The following article post originally appeared on http://www.dailymail.co.uk/ and was written by Natalie Corner and Imogen Blake.

If you’re fed up of fad diets and the clean-eating craze, there’s only one place you should go: an all-you-can-eat buffet.

These restaurants allow you to enjoy multiple plates of all your favourite naughty dishes, from curry and Chinese to pizza and chips – and at a fraction of what it would cost at a normal eatery.

But now buffet experts have shown that there’s a sneaky way to get even more of your money’s worth out of a visit.

Avoiding filling side dishes such as pasta, skipping the cheapest foods, and not shelling out for expensive drinks are among the tips you need to follow to get the best value meal next time you hit the buffet.

The hacks were revealed on Channel 4’s new documentary The 2,000,000 Calorie Buffet.

The show, which airs on Monday, reveals that Brits spend around £4,000 on dining out a year.

One of the most popular options for eating out is the all-you-can-eat buffet as you pay one low price – usually between £12 and £15 – and can eat as much as you like.

But there’s money to be made in this business – on a typical night, one of these restaurants can make £12,000.

The show looks at the best ways to beat the buffet, as well as the tactics the restaurants employ to earn as much profit as they can.

One regular buffet fan named Chris, advises diners not to commit to one dish too early and to make sure you do a full sweep of what’s on offer first.

The most expensive food for More Buffet in Leicester is seafood, so if you’re a fan of king prawn, fresh salmon and squid then stock up to get value for your money.

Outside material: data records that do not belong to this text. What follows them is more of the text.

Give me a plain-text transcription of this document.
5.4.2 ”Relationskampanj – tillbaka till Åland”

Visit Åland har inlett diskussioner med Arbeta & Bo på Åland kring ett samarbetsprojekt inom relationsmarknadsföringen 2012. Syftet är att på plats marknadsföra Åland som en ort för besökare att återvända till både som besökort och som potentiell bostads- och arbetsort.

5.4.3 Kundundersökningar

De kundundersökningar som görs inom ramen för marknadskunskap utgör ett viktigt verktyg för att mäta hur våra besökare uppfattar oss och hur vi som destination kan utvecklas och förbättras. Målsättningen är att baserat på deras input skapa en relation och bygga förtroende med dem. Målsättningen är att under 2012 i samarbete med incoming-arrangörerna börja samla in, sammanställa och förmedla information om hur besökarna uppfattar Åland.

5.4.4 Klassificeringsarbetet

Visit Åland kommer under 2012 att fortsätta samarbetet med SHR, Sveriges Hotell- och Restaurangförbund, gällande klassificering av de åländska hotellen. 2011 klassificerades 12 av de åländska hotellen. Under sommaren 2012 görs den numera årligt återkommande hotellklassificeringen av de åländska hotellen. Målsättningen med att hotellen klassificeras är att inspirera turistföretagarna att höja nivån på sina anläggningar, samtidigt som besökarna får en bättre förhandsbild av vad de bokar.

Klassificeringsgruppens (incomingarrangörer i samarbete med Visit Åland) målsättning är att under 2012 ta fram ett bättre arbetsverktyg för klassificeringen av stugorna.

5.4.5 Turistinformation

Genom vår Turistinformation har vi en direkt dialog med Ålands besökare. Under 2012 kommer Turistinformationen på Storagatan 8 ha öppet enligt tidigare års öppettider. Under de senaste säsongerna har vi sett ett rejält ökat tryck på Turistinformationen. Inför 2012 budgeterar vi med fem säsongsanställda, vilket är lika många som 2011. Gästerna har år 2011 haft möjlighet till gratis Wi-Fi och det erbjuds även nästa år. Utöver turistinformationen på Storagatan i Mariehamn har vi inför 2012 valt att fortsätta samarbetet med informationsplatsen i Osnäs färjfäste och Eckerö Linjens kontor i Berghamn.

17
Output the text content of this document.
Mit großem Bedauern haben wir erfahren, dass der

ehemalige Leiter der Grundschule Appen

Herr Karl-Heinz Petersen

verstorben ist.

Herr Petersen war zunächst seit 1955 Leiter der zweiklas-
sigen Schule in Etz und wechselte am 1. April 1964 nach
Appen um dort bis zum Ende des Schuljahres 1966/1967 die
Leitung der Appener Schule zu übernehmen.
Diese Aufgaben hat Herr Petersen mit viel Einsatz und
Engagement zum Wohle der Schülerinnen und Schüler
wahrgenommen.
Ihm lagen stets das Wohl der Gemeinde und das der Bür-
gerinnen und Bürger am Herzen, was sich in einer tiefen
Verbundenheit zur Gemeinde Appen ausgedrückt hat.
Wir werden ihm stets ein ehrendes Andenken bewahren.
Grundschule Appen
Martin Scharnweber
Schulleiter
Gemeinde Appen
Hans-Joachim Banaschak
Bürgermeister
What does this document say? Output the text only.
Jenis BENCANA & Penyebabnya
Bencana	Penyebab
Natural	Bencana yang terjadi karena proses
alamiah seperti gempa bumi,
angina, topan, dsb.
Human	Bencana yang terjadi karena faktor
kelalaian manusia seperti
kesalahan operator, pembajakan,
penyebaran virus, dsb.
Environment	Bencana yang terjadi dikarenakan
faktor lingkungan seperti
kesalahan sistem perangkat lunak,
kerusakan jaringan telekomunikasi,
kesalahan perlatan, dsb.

Restaurants have their own tricks as well, from trying to up-sell drinks because they have a smaller margin than the food on offer, as well as strategically placing filling side dishes such as pasta, rice and noodles next to the protein-based dishes.

Substituting fried seaweed for cheaper cabbage is another tactic, while restaurants tend to place valuable items in front of the kitchen – because people are less likely to pile their plates high in front of the chef.

Manaj, the manager of More, says the average guest will eat four plates of food and the most he’s ever seen eaten is eight.

‘When the guests eat around seven plates, I’m in trouble,’ he says, adding that he breaks even at the seven plate mark.